Сборник лирических новелл известного румынского писателя. Тонко и проникновенно рассказывает автор о тех радостях и огорчениях, которыми заполнена жизнь каждого обитателя страны детства.
Содержание:
-
Октав ПАНКУ-ЯШ - НЕ УБЕГАЙ, МОЙ СЛАВНЫЙ ДЕНЕК! 1
-
Часть первая - ВЫ 1
-
Часть вторая - Я В ВАШЕМ ВОЗРАСТЕ 14
-
Часть третья - ТЕ, КТО БУДУТ ТАКИМИ КАК ВЫ 17
-
-
Примечания 22
Октав ПАНКУ-ЯШ
НЕ УБЕГАЙ, МОЙ СЛАВНЫЙ ДЕНЕК!
Часть первая
ВЫ
ПОЖЕЛАЙТЕ МНЕ НИ ПУХА НИ ПЕРА, РЕБЯТА!
"Дорогие товарищи, вы сами знаете, что за петрушка случилась. И вы еще смеетесь? Я просто удивляюсь! Вчера какой-то придурок набухал соли в компот самой красивой девочке из Васлуя, сегодня кто-то вымазал джемом дверные ручки. Я вас спрашиваю: что у нас здесь - цирк или пионерский лагерь? Прошу это дело кончать, вы не маленькие, соображать надо!"
После этой речи начальник отряда вышел из нашей спальни.
Я передал вам вкратце то, что он сказал, суть была именно такова, ну, а выражения, как вы понимаете, мои собственные. Начальник отряда преподает у нас в школе румынский язык и литературу, представляете, сколько умных книг он прочел! Ему, наверное, и во сне не снились словечки вроде "придурка" и "петрушки". Я-то к ним привык, мне они нравятся, по-моему, в них что-то есть, а значит, и во мне. Насчет "самой красивой" девочки из Васлуя я тоже должен сделать оговорку. Начальник отряда сказал совсем не так, это мои слова. Та девочка - тощая как спичка, и потом, у нее дурацкая манера оттопыривать мизинец, когда она берет стакан. "Красивой" прозвал ее я, для смеха. И когда уж я стану серьезным! Целыми днями только и балаганю!
Ладно, оставим самокритику, мне лично она, определенно, не помогает.
Так вот, к вашему сведению, соли в компот набухал и вымазал джемом дверную ручку (подчеркиваю: ручку, а не ручки - все-таки разница!) один и тот же тип, то есть я, лучше бы мне не родиться! Хотел развеселить ребят, люблю чудить, а теперь вот не знаю, куда деваться от стыда. Хоть в лес беги и не показывайся до самой весны.
- Плюнь! - сказал Маноле. - Обойдется, забудут.
- Ну да, черта лысого, обойдется! - говорю я. - Заваруха только началась. Как это обойдется?
- Не говори глупости, - вмешался Кэлин (они с Маноле близнецы). - Начальник отряда приличный человек.
- Точно. Он такой. Но дело не в нем, а во мне.
- Похоже, ты теперь жалеешь, что так вышло? - сказал наш выдающийся математик, не то Октавиан, не то Цезарь, в общем, у него имя какого-то римского императора.
- Именно жалею, - говорю я. - Надо что-то делать, а что, я не знаю.

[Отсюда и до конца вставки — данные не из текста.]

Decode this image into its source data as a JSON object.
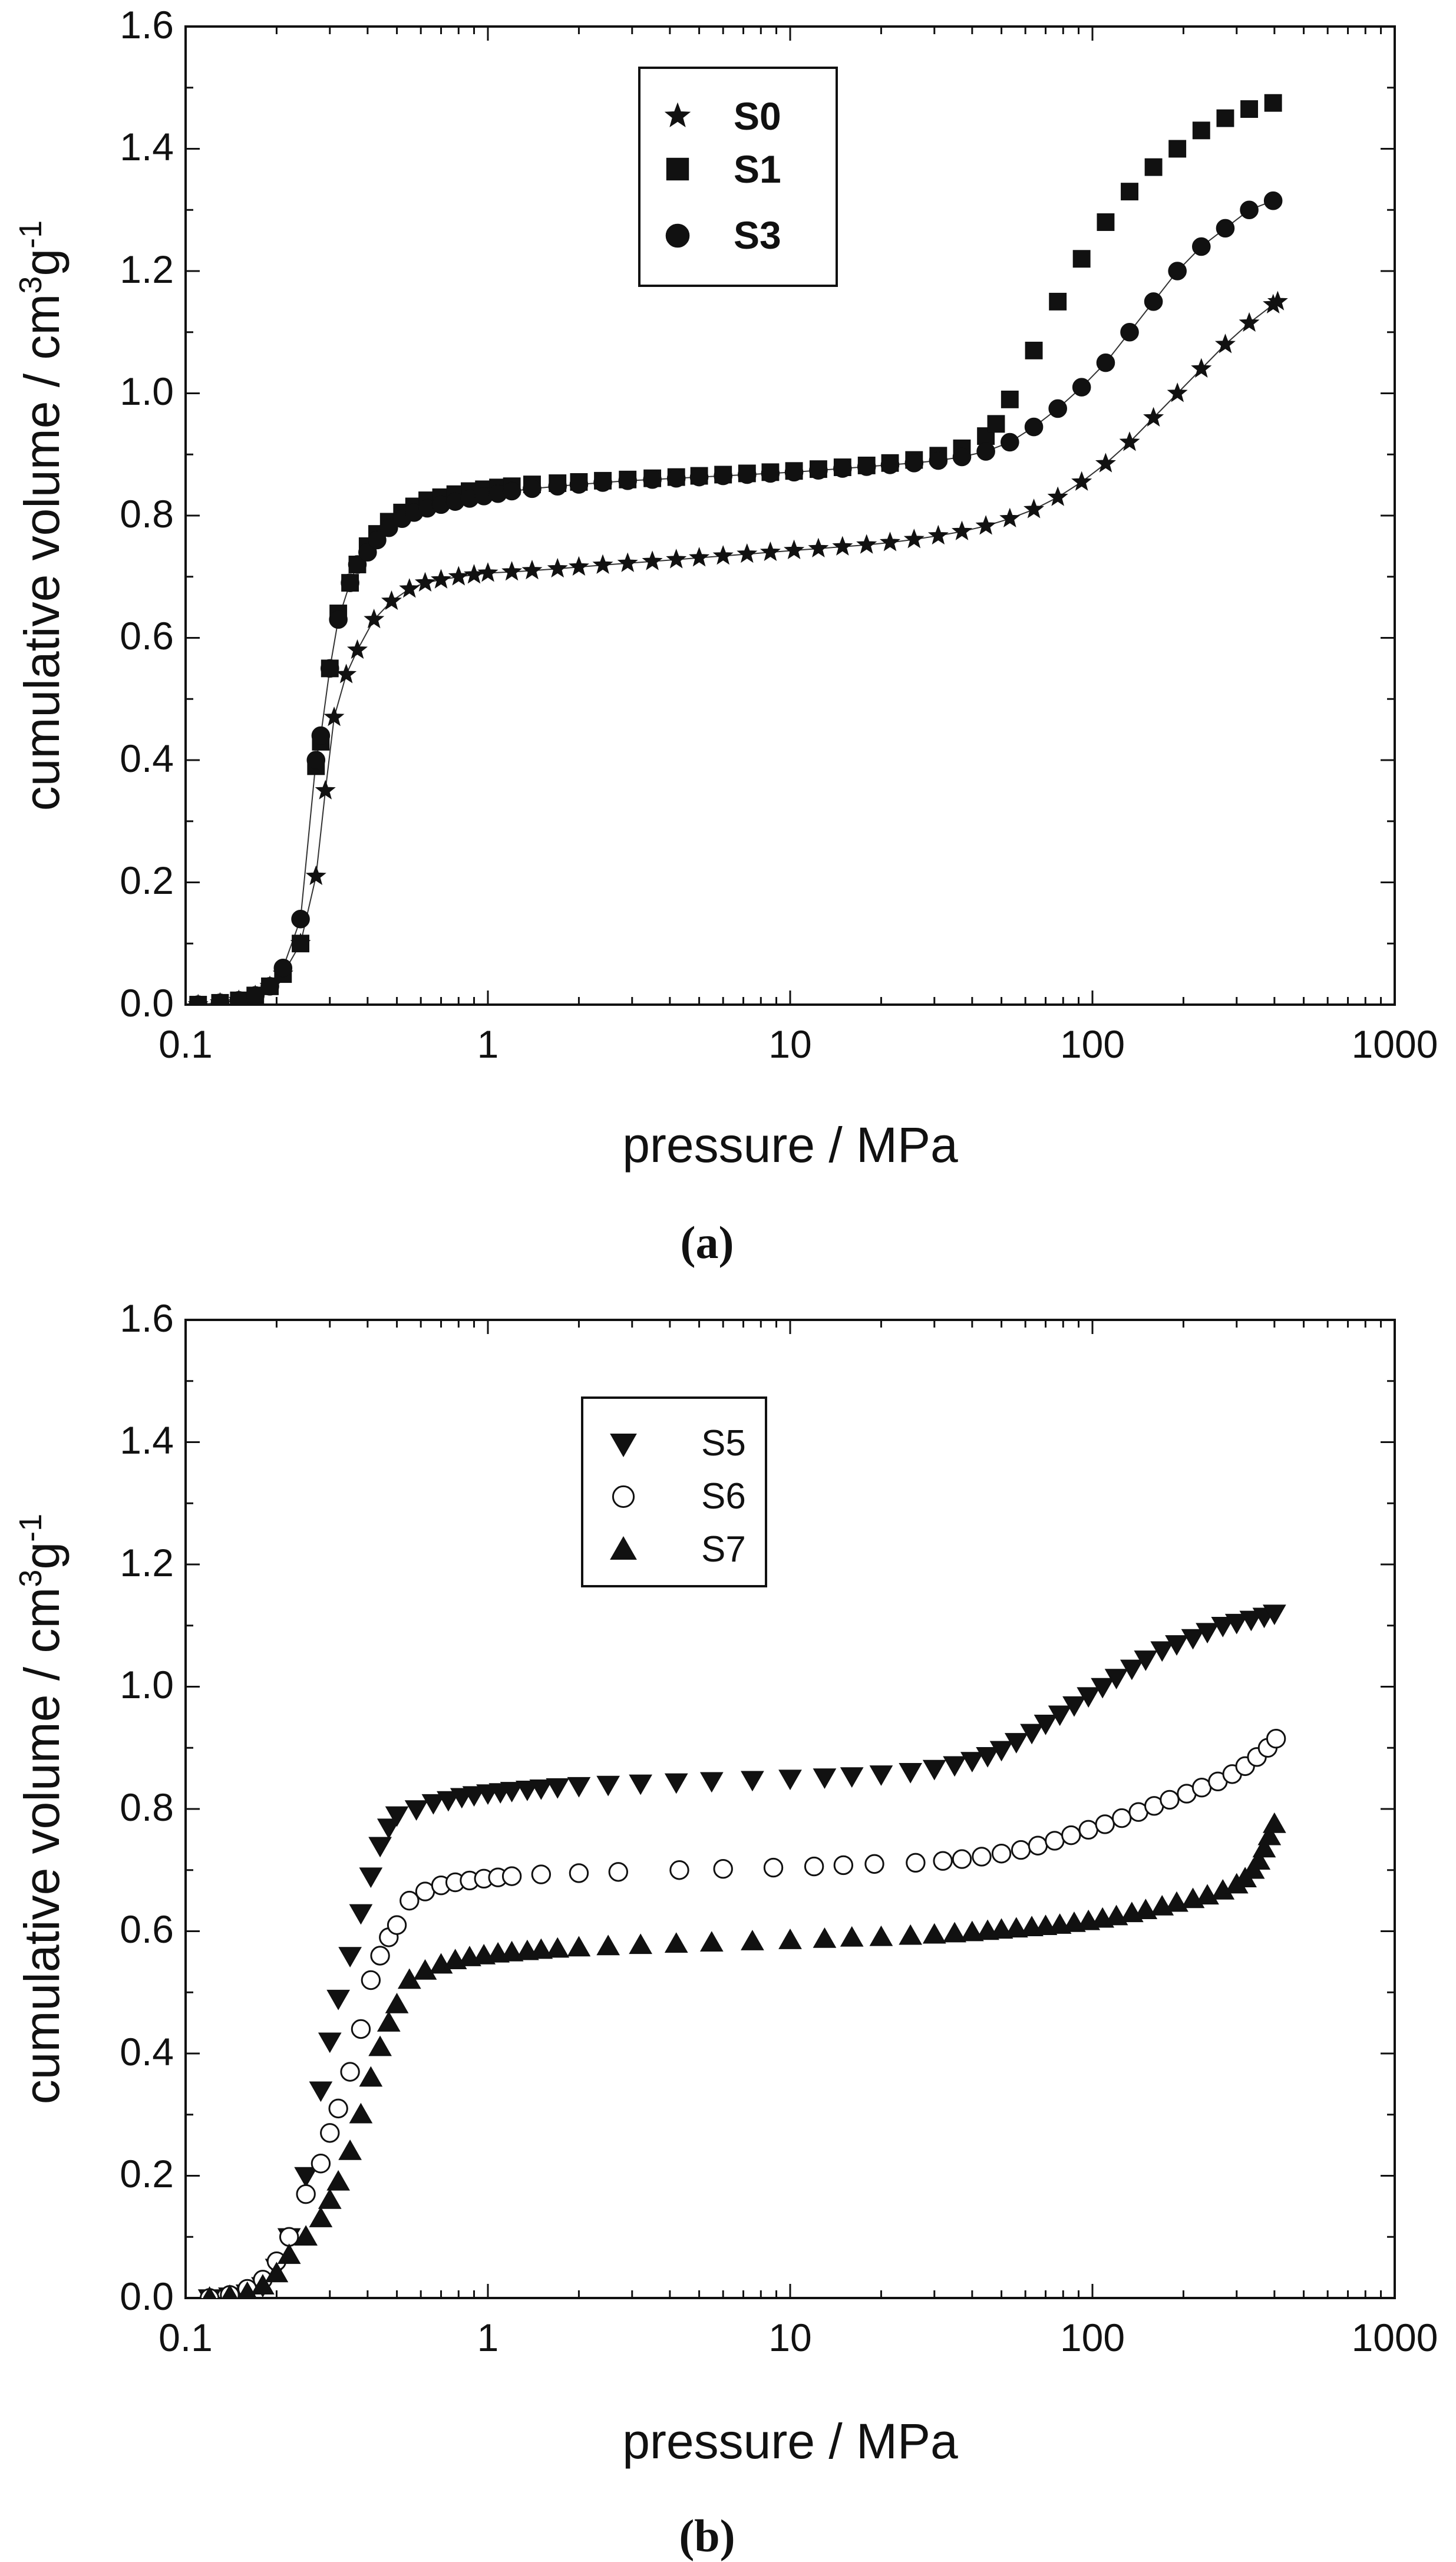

- Не выдрючивайся, - сказал математик-император, - спать пора! Может, тебе приснится, что ты ангел, и завтра ты начнешь новую жизнь.
- Спать я не собираюсь. Ночью я сплю как убитый и завтра проснусь таким же кретином, как был.
- Ладно, дело твое. Не мешай нам спать!
- Спокойной ночи! - крикнул я и вышел в коридор.
Там горел свет. Я прошелся, заложив руки в карманы, поглядел картины на стенах. На одной - вид Биказа, на другой - долина Олта, на третьей - маленький домик в горах, покрытых снегом, вот это что-то особенное, посмотришь - и сразу на тебя дохнет зима.
Потом я вышел на улицу, иду по аллее, повертываю налево к даче девочек. Подхожу. Они еще не спят - горнист только-только проиграл отбой, - у них там смех и разговоры.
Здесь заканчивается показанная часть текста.